Dr. Williams merakla Lily'e baktı. "Ve bu da—"

"Lily Evans," diye araya girdi Alexander.

"Memnun oldum, Bayan Evans," dedi doktor, dostça bir gülümsemeyle.

Lily kibarca başını salladı, küçük bir gülümseme zorlayarak.

"Hemen başlayalım," dedi Alexander, sabırsızlığı belirgin.

Dr. Williams kaşlarını kaldırdı ama onları ofisine götürdü. Alexander'ın baskın varlığı odayı doldurdu, Lily ise sandalyenin kenarında tedirgin bir şekilde oturdu.

Alexander talebini anlatırken doktorun ifadesi şaşkınlıktan eğlenceye dönüştü.

"Tüp bebek mi?" diye sordu Dr. Williams sonunda, hafif bir kahkaha kaçırarak. "Planınız bu mu? Daha basit bir şey önerirdim."

Alexander'ın soğuk bakışı onu anında susturdu. "Tüp bebek yapacağız," dedi kararlılıkla.

Doktor iç çekti, sandalyesine yaslanarak. "Bu zaman alıcı bir süreç. Takviminize uyduğundan emin misiniz?"

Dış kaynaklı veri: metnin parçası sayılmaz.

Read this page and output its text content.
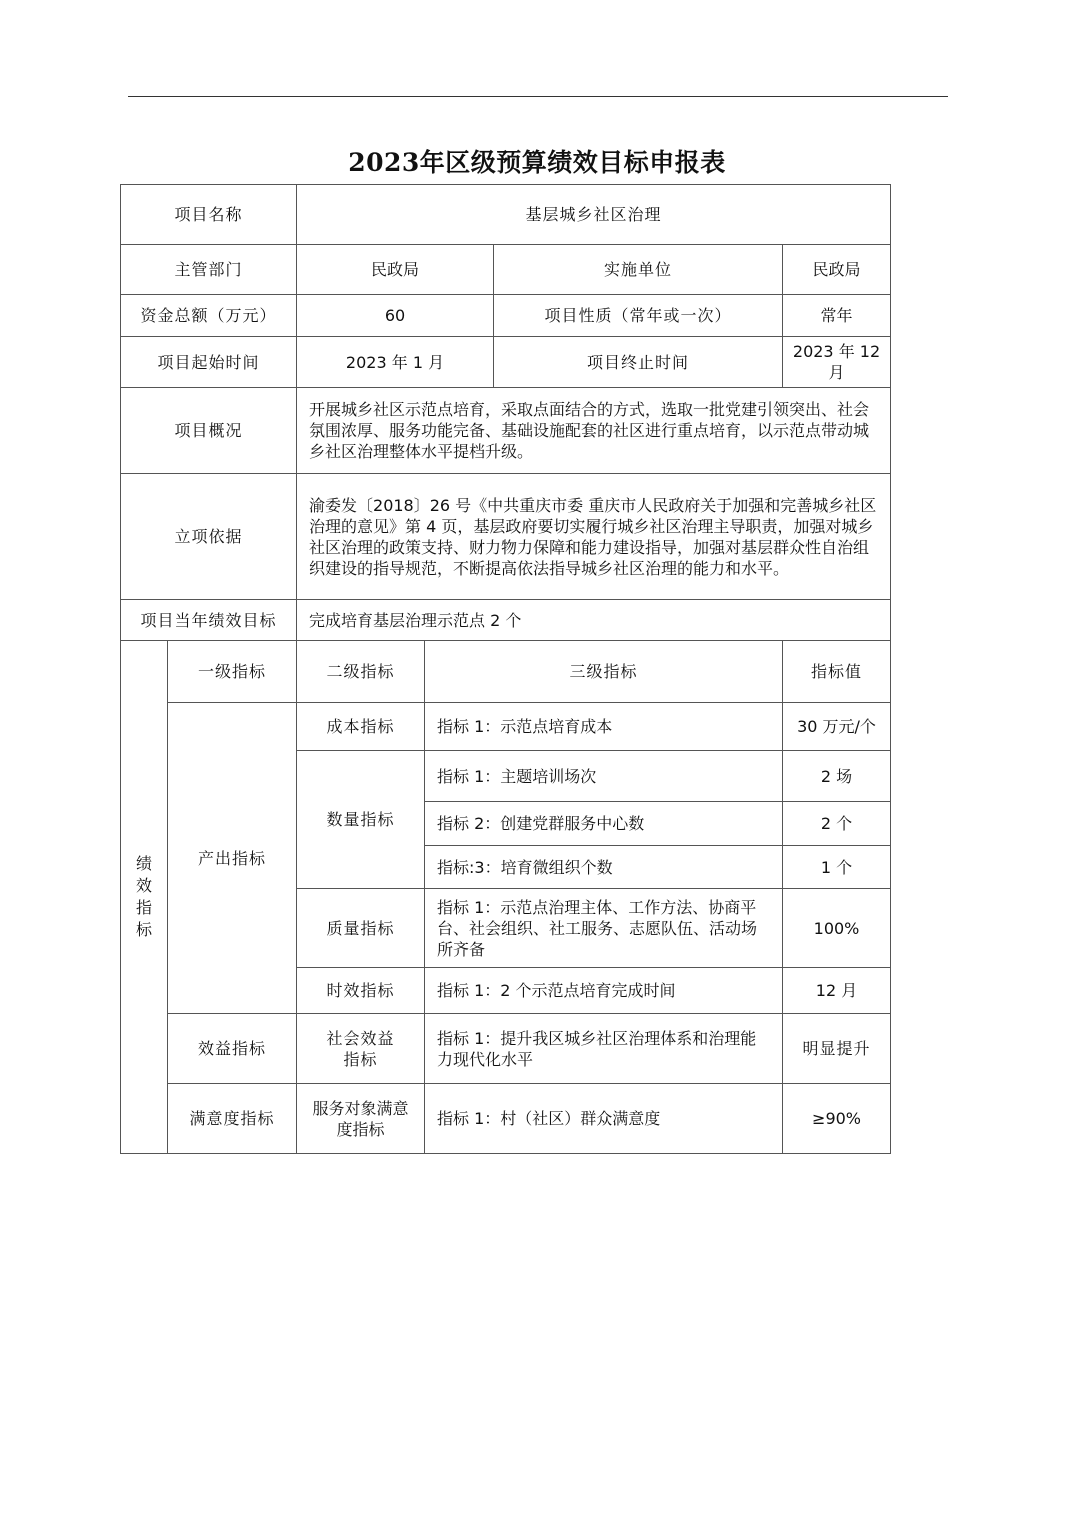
2023年区级预算绩效目标申报表
项目名称		基层城乡社区治理			
主管部门		民政局		实施单位	民政局
资金总额（万元）		60		项目性质（常年或一次）	常年
项目起始时间		2023 年 1 月		项目终止时间	2023 年 12 月
项目概况		开展城乡社区示范点培育，采取点面结合的方式，选取一批党建引领突出、社会氛围浓厚、服务功能完备、基础设施配套的社区进行重点培育，以示范点带动城乡社区治理整体水平提档升级。			
立项依据		渝委发〔2018〕26 号《中共重庆市委 重庆市人民政府关于加强和完善城乡社区治理的意见》第 4 页，基层政府要切实履行城乡社区治理主导职责，加强对城乡社区治理的政策支持、财力物力保障和能力建设指导，加强对基层群众性自治组织建设的指导规范，不断提高依法指导城乡社区治理的能力和水平。			
项目当年绩效目标		完成培育基层治理示范点 2 个			
绩效指标	一级指标	二级指标	三级指标		指标值
	产出指标	成本指标	指标 1：示范点培育成本		30 万元/个
		数量指标	指标 1：主题培训场次		2 场
			指标 2：创建党群服务中心数		2 个
			指标:3：培育微组织个数		1 个
		质量指标	指标 1：示范点治理主体、工作方法、协商平台、社会组织、社工服务、志愿队伍、活动场所齐备		100%
		时效指标	指标 1：2 个示范点培育完成时间		12 月
	效益指标	社会效益指标	指标 1：提升我区城乡社区治理体系和治理能力现代化水平		明显提升
	满意度指标	服务对象满意度指标	指标 1：村（社区）群众满意度		≥90%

Alexander'ın çenesi sıkıldı. "Bu sabahımı bunun için ayırdım. Zamanımı boşa harcama."

Dr. Williams isteksizce başını salladı. "Peki. Bugün ön testlere başlayacağız." Lily'e döndü. "Bayan Evans, benimle gelir misiniz?"

Lily tereddüt etti ama ayağa kalktı, Alexander'a baktı. Onun ifadesi değişmedi, dikkati çoktan telefonundaydı.

Testler invaziv ve klinikti, her adım Lily'nin özerkliğinden biraz daha alıyordu. Ofise döndüklerinde kendini tükenmiş hissediyordu.

"Her şey harekete geçti," dedi Dr. Williams, Alexander'a hitap ederek.

Alexander ayağa kalktı, varlığı her zamanki gibi baskındı. "İyi. Beni haberdar et."

Hastaneden çıkarken hava yoğun bir gerilimle doluydu. Arabada, Lily sonunda Alexander'a bakma cesaretini buldu.

"Hazırlan," dedi ona bakmadan, sesi düşük ve tehditkârdı. "Bu sadece başlangıç."

Lily tekrar pencereye döndü, göğsü sıkıştı. Önlerinde ne varsa, basit olmayacağı kesindi.